Jackson, William Henry
William Henry Jackson created some of the first photographs of the American West in 1871, when he participated in a federally funded expedition with geologist Ferdinand Hayden and a group of approximately thirty-five other men, including renowned painter Thomas Moran. The expedition covered areas in present-day Wyoming, Oregon, Colorado, and Utah that had previously remained unexplored by non-Native people to dispel claims that the West—rich with bubbling hot springs and spouting geysers—was hellish and to be feared. Jackson’s photographs and Moran’s paintings portrayed the remarkable beauty of the land and were included in a comprehensive report Hayden presented to the US Congress to argue against its sale at public auction. Their efforts were effective, and in 1872, President Ulysses S. Grant signed the Act of Dedication, establishing Yellowstone as the first National Park, protecting 2,219,789 acres of land as “pleasuring ground for the benefit and enjoyment of the people.”
Using eight-by-ten-inch glass plate negatives, Jackson’s equipment weighed around three hundred pounds and after exposure had to set or dry for forty-five minutes in his portable darkroom.

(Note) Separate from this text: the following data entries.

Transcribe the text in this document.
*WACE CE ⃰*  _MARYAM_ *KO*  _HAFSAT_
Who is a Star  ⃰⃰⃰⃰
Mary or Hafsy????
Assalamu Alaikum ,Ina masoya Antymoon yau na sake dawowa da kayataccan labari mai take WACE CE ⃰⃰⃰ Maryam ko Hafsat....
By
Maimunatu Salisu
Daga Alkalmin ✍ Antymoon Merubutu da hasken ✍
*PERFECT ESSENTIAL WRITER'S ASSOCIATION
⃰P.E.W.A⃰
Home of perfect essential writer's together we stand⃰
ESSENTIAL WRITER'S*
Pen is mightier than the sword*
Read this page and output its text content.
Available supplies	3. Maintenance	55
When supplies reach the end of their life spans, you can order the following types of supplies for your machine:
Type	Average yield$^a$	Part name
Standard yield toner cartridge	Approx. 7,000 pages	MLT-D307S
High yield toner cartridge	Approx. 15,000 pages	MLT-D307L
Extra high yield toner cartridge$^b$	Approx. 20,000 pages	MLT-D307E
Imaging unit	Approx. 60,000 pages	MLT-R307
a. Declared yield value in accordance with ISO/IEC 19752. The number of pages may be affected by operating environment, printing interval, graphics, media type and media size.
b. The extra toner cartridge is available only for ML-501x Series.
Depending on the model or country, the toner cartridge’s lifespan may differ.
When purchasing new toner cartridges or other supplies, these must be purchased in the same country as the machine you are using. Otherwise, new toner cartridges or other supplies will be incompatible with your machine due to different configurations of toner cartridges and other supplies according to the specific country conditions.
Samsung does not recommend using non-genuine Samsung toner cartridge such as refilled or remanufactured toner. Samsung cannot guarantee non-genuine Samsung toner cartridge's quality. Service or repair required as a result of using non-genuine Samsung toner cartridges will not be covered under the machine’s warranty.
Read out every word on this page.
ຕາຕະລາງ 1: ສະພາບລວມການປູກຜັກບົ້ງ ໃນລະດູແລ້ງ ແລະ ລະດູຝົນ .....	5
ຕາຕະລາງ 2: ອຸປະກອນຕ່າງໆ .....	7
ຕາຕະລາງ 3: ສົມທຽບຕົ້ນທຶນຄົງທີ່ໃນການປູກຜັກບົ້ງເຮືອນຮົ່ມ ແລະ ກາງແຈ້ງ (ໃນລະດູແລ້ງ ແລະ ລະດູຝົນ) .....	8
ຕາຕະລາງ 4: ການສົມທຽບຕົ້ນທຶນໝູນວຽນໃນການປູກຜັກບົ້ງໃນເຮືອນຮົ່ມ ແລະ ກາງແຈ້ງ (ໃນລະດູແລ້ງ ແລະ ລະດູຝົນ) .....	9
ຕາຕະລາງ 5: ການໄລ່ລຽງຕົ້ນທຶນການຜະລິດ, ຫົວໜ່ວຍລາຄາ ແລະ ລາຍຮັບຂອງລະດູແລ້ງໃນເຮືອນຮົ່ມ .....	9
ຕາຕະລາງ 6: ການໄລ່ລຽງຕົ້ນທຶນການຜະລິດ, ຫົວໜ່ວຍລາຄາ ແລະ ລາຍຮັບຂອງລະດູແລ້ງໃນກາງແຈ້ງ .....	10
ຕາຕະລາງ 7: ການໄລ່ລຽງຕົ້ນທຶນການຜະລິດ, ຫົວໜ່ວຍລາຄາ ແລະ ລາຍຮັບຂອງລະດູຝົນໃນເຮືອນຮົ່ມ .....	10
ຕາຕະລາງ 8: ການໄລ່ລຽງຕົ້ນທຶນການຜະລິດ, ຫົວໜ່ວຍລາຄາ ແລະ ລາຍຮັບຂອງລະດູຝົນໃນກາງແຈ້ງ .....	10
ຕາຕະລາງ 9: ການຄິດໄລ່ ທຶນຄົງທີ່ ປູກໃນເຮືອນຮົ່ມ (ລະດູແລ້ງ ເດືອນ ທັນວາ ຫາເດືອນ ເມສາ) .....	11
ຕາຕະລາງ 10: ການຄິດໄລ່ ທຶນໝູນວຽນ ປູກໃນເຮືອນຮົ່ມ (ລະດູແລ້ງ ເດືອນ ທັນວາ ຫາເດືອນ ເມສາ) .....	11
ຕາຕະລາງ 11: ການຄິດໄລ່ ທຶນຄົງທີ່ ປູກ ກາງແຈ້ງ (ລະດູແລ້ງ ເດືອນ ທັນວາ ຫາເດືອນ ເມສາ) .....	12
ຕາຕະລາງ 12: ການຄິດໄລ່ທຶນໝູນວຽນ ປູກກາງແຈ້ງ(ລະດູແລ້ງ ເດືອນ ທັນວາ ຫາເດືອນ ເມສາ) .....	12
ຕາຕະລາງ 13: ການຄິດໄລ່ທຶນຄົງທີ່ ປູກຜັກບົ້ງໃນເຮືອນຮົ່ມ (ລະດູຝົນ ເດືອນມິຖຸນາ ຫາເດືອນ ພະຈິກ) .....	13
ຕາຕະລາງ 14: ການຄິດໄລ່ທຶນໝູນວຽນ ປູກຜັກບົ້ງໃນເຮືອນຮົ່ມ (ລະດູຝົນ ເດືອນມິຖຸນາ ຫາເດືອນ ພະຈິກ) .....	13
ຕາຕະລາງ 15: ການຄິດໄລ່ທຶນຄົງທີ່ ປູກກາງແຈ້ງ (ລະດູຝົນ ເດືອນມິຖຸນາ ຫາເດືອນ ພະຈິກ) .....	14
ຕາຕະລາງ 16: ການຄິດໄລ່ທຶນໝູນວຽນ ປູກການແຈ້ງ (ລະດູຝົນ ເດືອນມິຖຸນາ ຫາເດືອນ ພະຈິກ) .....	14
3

To create Photochrom prints, like the ones in the Museum of Contemporary Photography collection, Jackson worked in partnership with the Detroit Photographic Company using lithographic limestone plates to add color to his black-and-white negatives with each color requiring its own plate. These prints became the world’s first postcards, and were cheaply sold, collected, and mailed from the late nineteenth century until the end of World War I.